Les commencements d'Honoré Daumier ne furent pas très éclatants ; il dessina, parce qu'il avait besoin de dessiner, vocation inéluctable. Il mit d'abord quelques
croquis dans un petit journal créé par William Duckett ; puis Achille Ricourt, qui faisait alors le commerce des estampes, lui en acheta quelques autres. La révolution de 1830 causa, comme toutes
les révolutions, une fièvre caricaturale. Ce fut vraiment pour les caricaturistes une belle époque. Dans cette guerre acharnée contre le gouvernement, et particulièrement contre le roi, on était
tout cœur, tout feu. C'est véritablement une œuvre curieuse à contempler aujourd'hui que cette vaste série de bouffonneries historiques qu'on appelait la Caricature, grandes archives comiques, où
tous les artistes de quelque valeur apportèrent leur contingent.
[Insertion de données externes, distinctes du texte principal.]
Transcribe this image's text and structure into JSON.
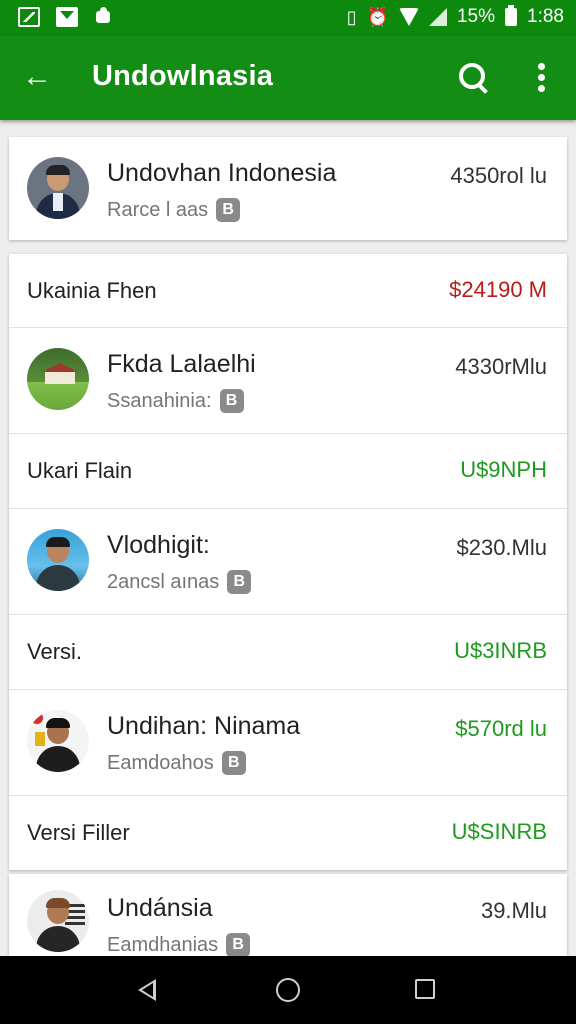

C'est un tohu-bohu, un capharnaüm, une prodigieuse comédie satanique, tantôt bouffonne, tantôt sanglante, où défilent, affublées
de costumes variés et grotesques, toutes les honorabilités politiques. Parmi tous ces grands hommes de la monarchie naissante, que de noms déjà oubliés !
Cette fantastique épopée est dominée, couronnée par la pyramidale et olympienne Poire de processive mémoire. On se rappelle que Philipon, qui avait à chaque instant
maille à partir avec la justice royale, voulant une fois prouver au tribunal que rien n'était plus innocent que cette irritante et malencontreuse poire, dessina à l'audience même une série de
croquis dont le premier représentait exactement la figure royale, et dont chacun, s'éloignant de plus en plus du terme primitif, se rapprochait davantage du terme fatal : la poire. "Voyez,
disait-il, quel rapport trouvez-vous entre ce dernier croquis et le premier ?" On a fait des expériences analogues sur la tête de Jésus et sur celle de l'Apollon, et je crois qu'on est parvenu à
ramener l'une des deux à la ressemblance d'un crapaud. Cela ne prouvait absolument rien. Le symbole avait été trouvé par une analogie complaisante. Le symbole dès lors suffisait. Avec cette
espèce d'argot plastique, on était le maître de dire et de faire comprendre au peuple tout ce qu'on voulait. Ce fut donc autour de cette poire tyrannique et maudite que se rassembla la grande
bande des hurleurs patriotes. Le fait est qu'on y mettait un acharnement et un ensemble merveilleux, et avec quelque opiniâtreté que ripostât la justice, c'est aujourd'hui un sujet d'énorme
étonnement, quand on feuillette ces bouffonnes archives, qu'une guerre si furieuse ait pu se continuer pendant des années.